Auf der anderen Seite des Thunersees zeigt sich nun der Niesen majestätisch in den allerersten Sonnenstrahlen, der Gipfel des Berges ist noch ganz ohne Schnee. Gschwind muss an die ETH-Geologin Hollenstein denken, an deren Aussage, der wichtigste Rohstoff der Schweiz sei ihre intakte Natur. Gerne hätte er Hollenstein gefragt, auf wie viele Tausend Franken sie denn den Wert eines derart von der Sonne beleuchteten Niesens schätzt. Er weiß nicht, ob er das Radio ausschalten soll; er möchte sich nicht plötzlich anhören müssen, wie Hollenstein ihre dunkelgrünen Weisheiten verbreitet.
Für den Tesla hat er damals mit allen Extras und nach den über mehrere Tage sich hinziehenden Rabattverhandlungen 132.000 Franken hingeblättert. Das hält er für einen klar definierten Wert; insgesamt hat er dank seines Verhandlungsgeschicks 7990 Franken eingespart, eine Summe, die er so schnell nicht vergessen wird, und er hält es für ausgeschlossen, dass er woanders für so wenig Geld so viel Auto erhalten hätte.
Die Vorstellung aber, chinesische Touristen reisten nicht mehr in die Schweiz, wenn der Beatenberg durch eine größere Rapacitanium-Mine an Attraktion verliert, wie so mancher Verteidiger der unberührten Schweizer Natur es öffentlich verlauten lässt, ärgert ihn enorm. Der Beatenberg, denkt er, sei doch in China vollkommen unbekannt, und solange man das Jungfraujoch an seinem Platz und die Chinesen alles fotografieren ließe, was sie für sehenswert halten, erlitte der Tourismus keinerlei Beeinträchtigung. Wahrscheinlich ließe sich sogar aus einem Beatenberg, der sich einer Mine wegen von einem Berg in eine Mulde verwandelt, ein für Chinesen attraktives Urlaubsziel kreieren: Die Chinesen könnten sehen und fotografieren, wo und wie das berühmte helvetische Rapacitanium abgebaut wird. Und würden verblüfft feststellen, dass sich Rapacitanium gewinnen lässt, ohne ganze Talschaften zu zerstören.
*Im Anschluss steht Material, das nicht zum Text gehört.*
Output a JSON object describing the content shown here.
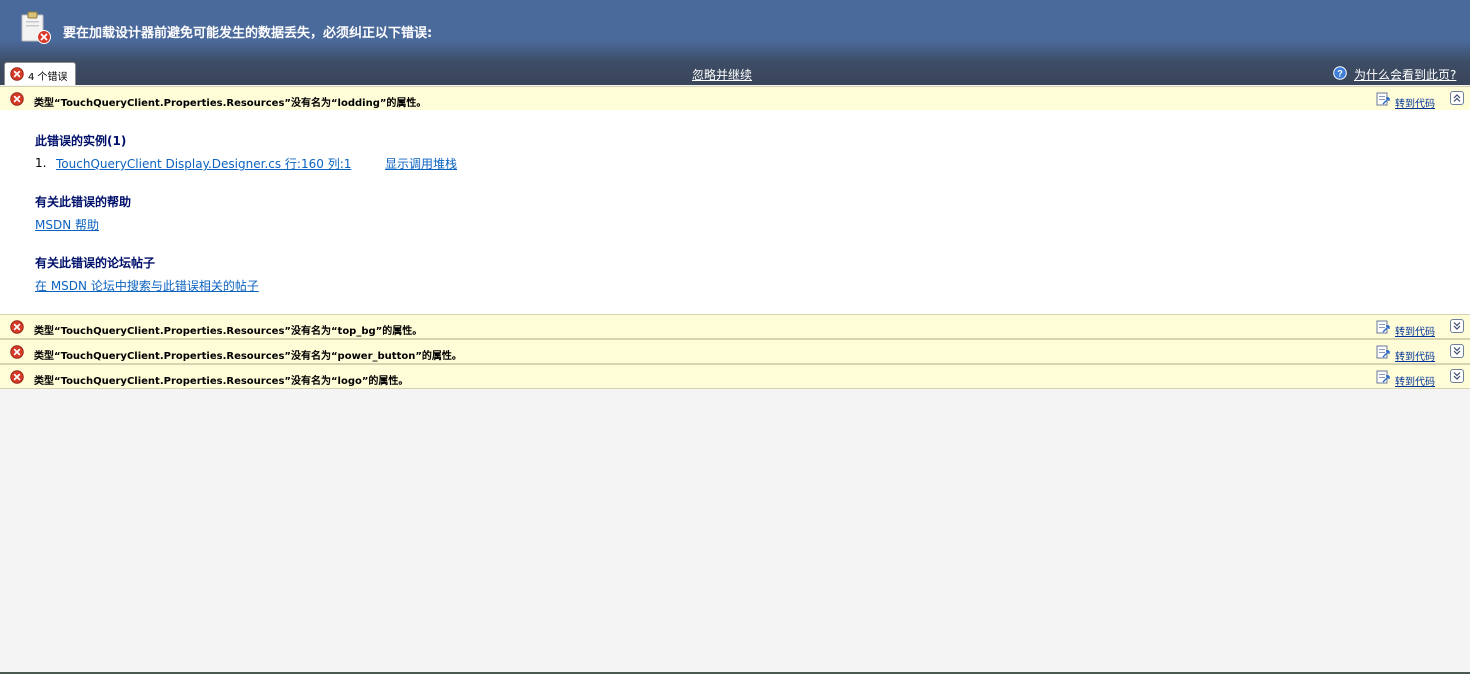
{
  "header": {
    "title": "要在加载设计器前避免可能发生的数据丢失，必须纠正以下错误:",
    "error_count_tab": "4 个错误",
    "ignore_continue": "忽略并继续",
    "why_link": "为什么会看到此页?"
  },
  "errors": [
    {
      "message": "类型“TouchQueryClient.Properties.Resources”没有名为“lodding”的属性。",
      "goto": "转到代码",
      "toggle": "collapse"
    },
    {
      "message": "类型“TouchQueryClient.Properties.Resources”没有名为“top_bg”的属性。",
      "goto": "转到代码",
      "toggle": "expand"
    },
    {
      "message": "类型“TouchQueryClient.Properties.Resources”没有名为“power_button”的属性。",
      "goto": "转到代码",
      "toggle": "expand"
    },
    {
      "message": "类型“TouchQueryClient.Properties.Resources”没有名为“logo”的属性。",
      "goto": "转到代码",
      "toggle": "expand"
    }
  ],
  "details": {
    "instances_title": "此错误的实例(1)",
    "instance_number": "1.",
    "instance_link": "TouchQueryClient Display.Designer.cs 行:160 列:1",
    "show_stack": "显示调用堆栈",
    "help_title": "有关此错误的帮助",
    "help_link": "MSDN 帮助",
    "forum_title": "有关此错误的论坛帖子",
    "forum_link": "在 MSDN 论坛中搜索与此错误相关的帖子"
  },
  "icons": {
    "error": "error-circle-icon",
    "designer": "clipboard-error-icon",
    "help": "help-circle-icon",
    "goto": "goto-code-icon",
    "collapse": "chevron-up-double-icon",
    "expand": "chevron-down-double-icon"
  },
  "colors": {
    "header_top": "#4b6a9c",
    "header_bottom": "#3a4559",
    "error_row_bg": "#fffcd8",
    "link": "#0c63c0",
    "section_title": "#00106b"
  }
}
Schon lange ärgert sich Gschwind über die raffinierte grüne Panikmache; jetzt ist mit ETH-Geologin Gabriela Hollenstein eine neue Wortführerin aufgetaucht. Er versteht nicht, weswegen sie Gehör findet; wer seinen Verstand gebraucht, müsste Gschwinds Meinung nach doch wissen, dass es in der Schweiz seit dem Mittelalter keine intakte Natur mehr gibt. Müsste wissen, dass Wilhelm Tell, um seine Armbrust zu bauen, einen Baum gefällt hat. Wissen, dass eine intakte Natur lediglich eine Frage des Marketings ist.
Das weiß, davon ist Gschwind überzeugt, auch Gabriela Hollenstein. Sie ist aber offenbar klug genug, vollkommen populistisch zu taktieren und aufzuheulen wie die militanten Tierschützer, sobald sie auch nur von weitem einen Jäger erspähen kann.
Je mehr Gschwind über all das nachdenkt, desto mehr reizt es ihn, mit dieser Gabriela Hollenstein ein öffentliches Streitgespräch zu führen. Wahrscheinlich hat diese Wortführerin der sogenannten intakten Natur China nie bereist und überhaupt keinen Begriff davon, was andere Nationen für das Wohl ihrer Wirtschaft herzugeben bereit sind.
Ungehalten über die steigende politische Macht seiner Widersacher, verliert Gschwind die Geduld mit dem Wagen vor ihm. Er sieht sehr wohl, dass die Mittellinie durchgezogen und der halbwegs gerade Abschnitt vor der nächsten Kurve sehr kurz ist, aber das führt nur dazu, dass er umso deutlicher meint, ein Überholmanöver stelle bei der Beschleunigung, die sein Tesla auf den Asphalt bringt, kein Problem dar.